Ce n'est pas mots à mots la conversation que nous avons eue mais l'essence en est là. Me rendant compte que malgré moi je l'avais inquiétée je me forçais quelque peu à reprendre mes activités « habituelles », et chassez le naturel il revient au galop j'eus tôt fait de ressauter par dessus le grillage pour gambader dans la campagne entre les coquelicots et les champs de blés, même et surtout si c'était pour aller rêvasser plus loin.
Cet été là ma grand mère me surpris. Elle si indépendante me demanda de l'aide. Moi je ne demandais pas mieux, j'eus plaisir à l'entretien des sols, des vitres. Mais plus étonnant un soir elle me demanda de l'aider à laver son dos. Elle m'amena ainsi habilement à l'entretien qu'elle souhaitait avoir avec moi. Celui provoqué par les changements qui s'opérait en moi, elle me parla de l'être, du paraître. Je la revois assise sur la chaise entre le feu et la table de cuisine. Elle se déshabilla tandis que je saisissais le gant de toilette, le plongeait dans l'eau délicieusement chaude et frottait le savon jusqu'à ce qu'il mousse. Ses bras étaient serrés contre son corps. Je commençais à laver son dos tout en conversant. Elle m'amena exactement là ou elle le souhaitait, au fil de la conversation je découvris que ma grand-mère suite à un cancer avait subi l'ablation d'un sein. Une cicatrice incroyable traversait son buste.
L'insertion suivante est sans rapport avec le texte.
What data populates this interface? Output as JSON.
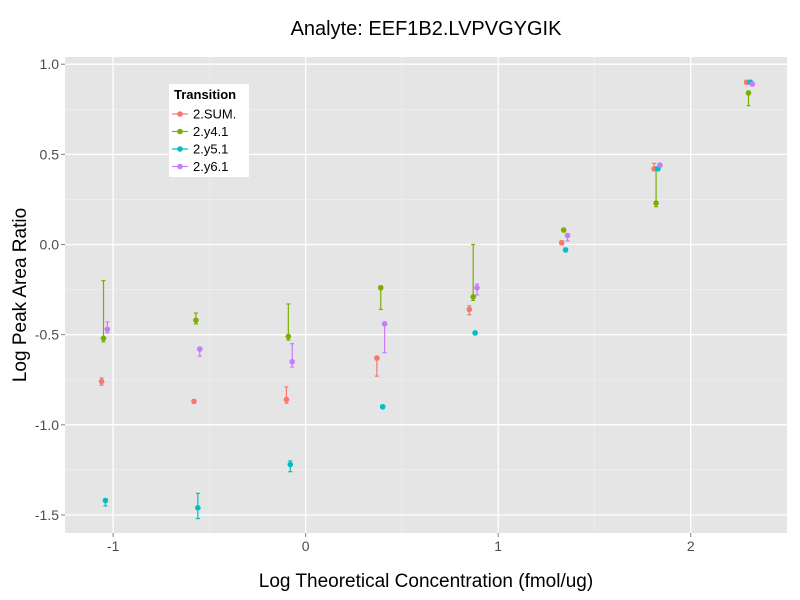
{
  "chart_data": {
    "type": "scatter",
    "title": "Analyte: EEF1B2.LVPVGYGIK",
    "xlabel": "Log Theoretical Concentration (fmol/ug)",
    "ylabel": "Log Peak Area Ratio",
    "xlim": [
      -1.25,
      2.5
    ],
    "ylim": [
      -1.6,
      1.04
    ],
    "x_ticks": [
      -1,
      0,
      1,
      2
    ],
    "x_tick_labels": [
      "-1",
      "0",
      "1",
      "2"
    ],
    "y_ticks": [
      1.0,
      0.5,
      0.0,
      -0.5,
      -1.0,
      -1.5
    ],
    "y_tick_labels": [
      "1.0",
      "0.5",
      "0.0",
      "-0.5",
      "-1.0",
      "-1.5"
    ],
    "grid": true,
    "legend": {
      "title": "Transition",
      "position": "top-left"
    },
    "series": [
      {
        "name": "2.SUM.",
        "color": "#f8766d",
        "points": [
          {
            "x": -1.06,
            "y": -0.76,
            "lo": -0.78,
            "hi": -0.74
          },
          {
            "x": -0.58,
            "y": -0.87,
            "lo": -0.88,
            "hi": -0.86
          },
          {
            "x": -0.1,
            "y": -0.86,
            "lo": -0.88,
            "hi": -0.79
          },
          {
            "x": 0.37,
            "y": -0.63,
            "lo": -0.73,
            "hi": -0.62
          },
          {
            "x": 0.85,
            "y": -0.36,
            "lo": -0.39,
            "hi": -0.34
          },
          {
            "x": 1.33,
            "y": 0.01,
            "lo": 0.0,
            "hi": 0.02
          },
          {
            "x": 1.81,
            "y": 0.42,
            "lo": 0.41,
            "hi": 0.45
          },
          {
            "x": 2.29,
            "y": 0.9,
            "lo": 0.89,
            "hi": 0.91
          }
        ]
      },
      {
        "name": "2.y4.1",
        "color": "#7cae00",
        "points": [
          {
            "x": -1.05,
            "y": -0.52,
            "lo": -0.54,
            "hi": -0.2
          },
          {
            "x": -0.57,
            "y": -0.42,
            "lo": -0.44,
            "hi": -0.38
          },
          {
            "x": -0.09,
            "y": -0.51,
            "lo": -0.53,
            "hi": -0.33
          },
          {
            "x": 0.39,
            "y": -0.24,
            "lo": -0.36,
            "hi": -0.23
          },
          {
            "x": 0.87,
            "y": -0.29,
            "lo": -0.31,
            "hi": 0.0
          },
          {
            "x": 1.34,
            "y": 0.08,
            "lo": 0.07,
            "hi": 0.09
          },
          {
            "x": 1.82,
            "y": 0.23,
            "lo": 0.21,
            "hi": 0.43
          },
          {
            "x": 2.3,
            "y": 0.84,
            "lo": 0.77,
            "hi": 0.85
          }
        ]
      },
      {
        "name": "2.y5.1",
        "color": "#00bfc4",
        "points": [
          {
            "x": -1.04,
            "y": -1.42,
            "lo": -1.45,
            "hi": -1.41
          },
          {
            "x": -0.56,
            "y": -1.46,
            "lo": -1.52,
            "hi": -1.38
          },
          {
            "x": -0.08,
            "y": -1.22,
            "lo": -1.26,
            "hi": -1.2
          },
          {
            "x": 0.4,
            "y": -0.9,
            "lo": -0.91,
            "hi": -0.89
          },
          {
            "x": 0.88,
            "y": -0.49,
            "lo": -0.5,
            "hi": -0.48
          },
          {
            "x": 1.35,
            "y": -0.03,
            "lo": -0.04,
            "hi": -0.02
          },
          {
            "x": 1.83,
            "y": 0.42,
            "lo": 0.41,
            "hi": 0.43
          },
          {
            "x": 2.31,
            "y": 0.9,
            "lo": 0.89,
            "hi": 0.91
          }
        ]
      },
      {
        "name": "2.y6.1",
        "color": "#c77cff",
        "points": [
          {
            "x": -1.03,
            "y": -0.47,
            "lo": -0.49,
            "hi": -0.43
          },
          {
            "x": -0.55,
            "y": -0.58,
            "lo": -0.62,
            "hi": -0.57
          },
          {
            "x": -0.07,
            "y": -0.65,
            "lo": -0.68,
            "hi": -0.55
          },
          {
            "x": 0.41,
            "y": -0.44,
            "lo": -0.6,
            "hi": -0.43
          },
          {
            "x": 0.89,
            "y": -0.24,
            "lo": -0.28,
            "hi": -0.22
          },
          {
            "x": 1.36,
            "y": 0.05,
            "lo": 0.02,
            "hi": 0.06
          },
          {
            "x": 1.84,
            "y": 0.44,
            "lo": 0.43,
            "hi": 0.45
          },
          {
            "x": 2.32,
            "y": 0.89,
            "lo": 0.88,
            "hi": 0.9
          }
        ]
      }
    ]
  }
}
Nous avons parlé longtemps, de son premier enfant mort bébé, de son cancer, de la naissance de mon père, de la féminité, de l'amour, de son frère, de sa jeunesse... jusqu'à ce qu'elle me dise qu'il était temps qu'elle se rhabille avant de mourir de froid.
Cet été fut le dernier. Nous avions envisagé toutes les deux que je vienne vivre chez elle. Son état de santé déclinait et moi j'aurais tant voulu vivre chaque instant de ma vie avec elle. Nous tirions des plans sur la comète, elle me parlait de Don Bosco, des études qu'y avait poursuivies mon père, nous parlions de mes futures études, nous nous organisions...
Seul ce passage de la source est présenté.